The Dutch are annoyed by polarization and mainly surround themselves with like-minded people

AP

NOS News

A large majority of the Dutch are concerned about polarization, especially in politics, the media and on social platforms such as Twitter. They are disturbed by the deteriorated manners and a hardening in the political and public debate that they see.

The Dutch experience less polarization in their own immediate environment. This is because they mainly surround themselves with like-minded people. In addition, they often avoid discussions with friends, family and colleagues about difficult issues in an effort to avoid conflict.

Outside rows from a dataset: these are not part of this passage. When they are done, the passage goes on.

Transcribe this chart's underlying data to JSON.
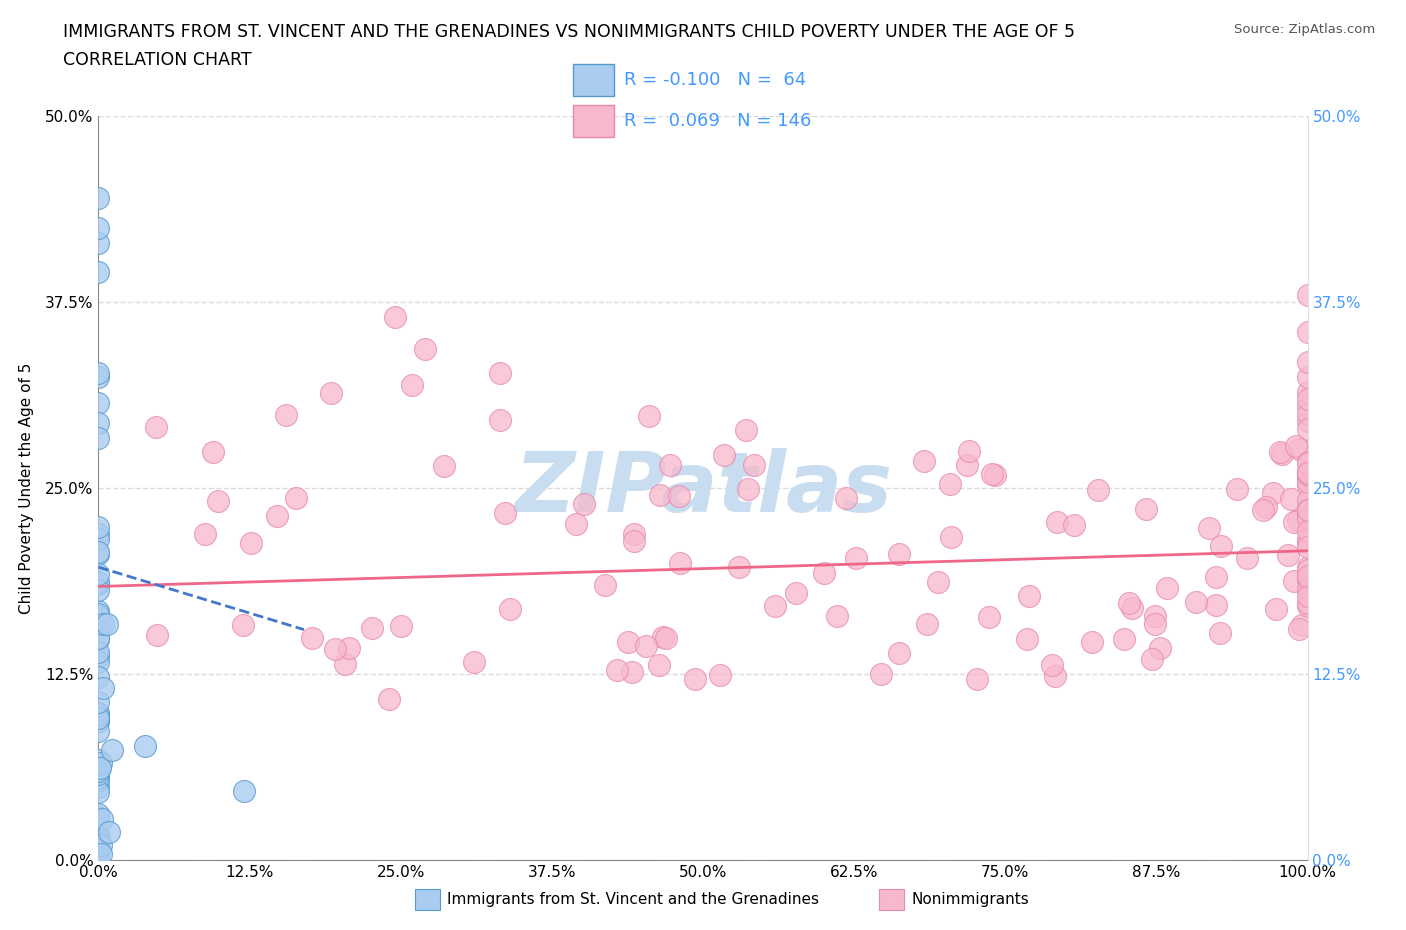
{
  "title_line1": "IMMIGRANTS FROM ST. VINCENT AND THE GRENADINES VS NONIMMIGRANTS CHILD POVERTY UNDER THE AGE OF 5",
  "title_line2": "CORRELATION CHART",
  "source_text": "Source: ZipAtlas.com",
  "ylabel": "Child Poverty Under the Age of 5",
  "xlim": [
    0,
    1.0
  ],
  "ylim": [
    0,
    0.5
  ],
  "xtick_labels": [
    "0.0%",
    "12.5%",
    "25.0%",
    "37.5%",
    "50.0%",
    "62.5%",
    "75.0%",
    "87.5%",
    "100.0%"
  ],
  "xtick_vals": [
    0,
    0.125,
    0.25,
    0.375,
    0.5,
    0.625,
    0.75,
    0.875,
    1.0
  ],
  "ytick_labels": [
    "0.0%",
    "12.5%",
    "25.0%",
    "37.5%",
    "50.0%"
  ],
  "ytick_vals": [
    0,
    0.125,
    0.25,
    0.375,
    0.5
  ],
  "immigrants_color": "#aaccf0",
  "immigrants_edge_color": "#5599cc",
  "nonimmigrants_color": "#f8b8cc",
  "nonimmigrants_edge_color": "#e888aa",
  "trendline_immigrants_color": "#4477cc",
  "trendline_nonimmigrants_color": "#ee6688",
  "legend_R_immigrants": "-0.100",
  "legend_N_immigrants": "64",
  "legend_R_nonimmigrants": "0.069",
  "legend_N_nonimmigrants": "146",
  "watermark": "ZIPatlas",
  "watermark_color": "#c8ddf0",
  "grid_color": "#cccccc",
  "background_color": "#ffffff",
  "right_axis_color": "#4499ff"
}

This is evident from research by the Social and Cultural Planning Office SCP). Three-quarters of those surveyed believe that disagreements on social issues are on the rise. According to the SCP, scientific research contradicts this impression: there is more agreement on many subjects than people think and differences of opinion are not increasing.

Corona exception

What mainly bothers the Dutch is the harsh tone of the debate, not listening to each other properly and sticking to their own right. People experience that especially small groups with a confrontational style receive a lot of attention in talk shows on TV, among other things.

As mentioned, they try to avoid these kinds of confrontations wherever possible in their own environment, but that becomes more difficult the more they are personally affected by a subject. This concerns, for example, racism, LGBTI rights or nitrogen. Avoidance was also difficult with corona: that affected everyone and discussions about vaccination therefore also caused tension in their own circle.

‘Avoid hostile tone’

The SCP concludes from the study, among other things, that it is important to avoid a harsh and hostile tone towards dissenters in the political debate and to focus on the content. Excessive hostility and the magnification of contradictions “can over time undermine social cohesion and the functioning of democracy,” the agency writes.

On the other hand, both the media and politicians would do well not to place differences of opinion in the corner of polarization too quickly, says the SCP. “After all, there are always differences of opinions and views and they are part of a democracy.”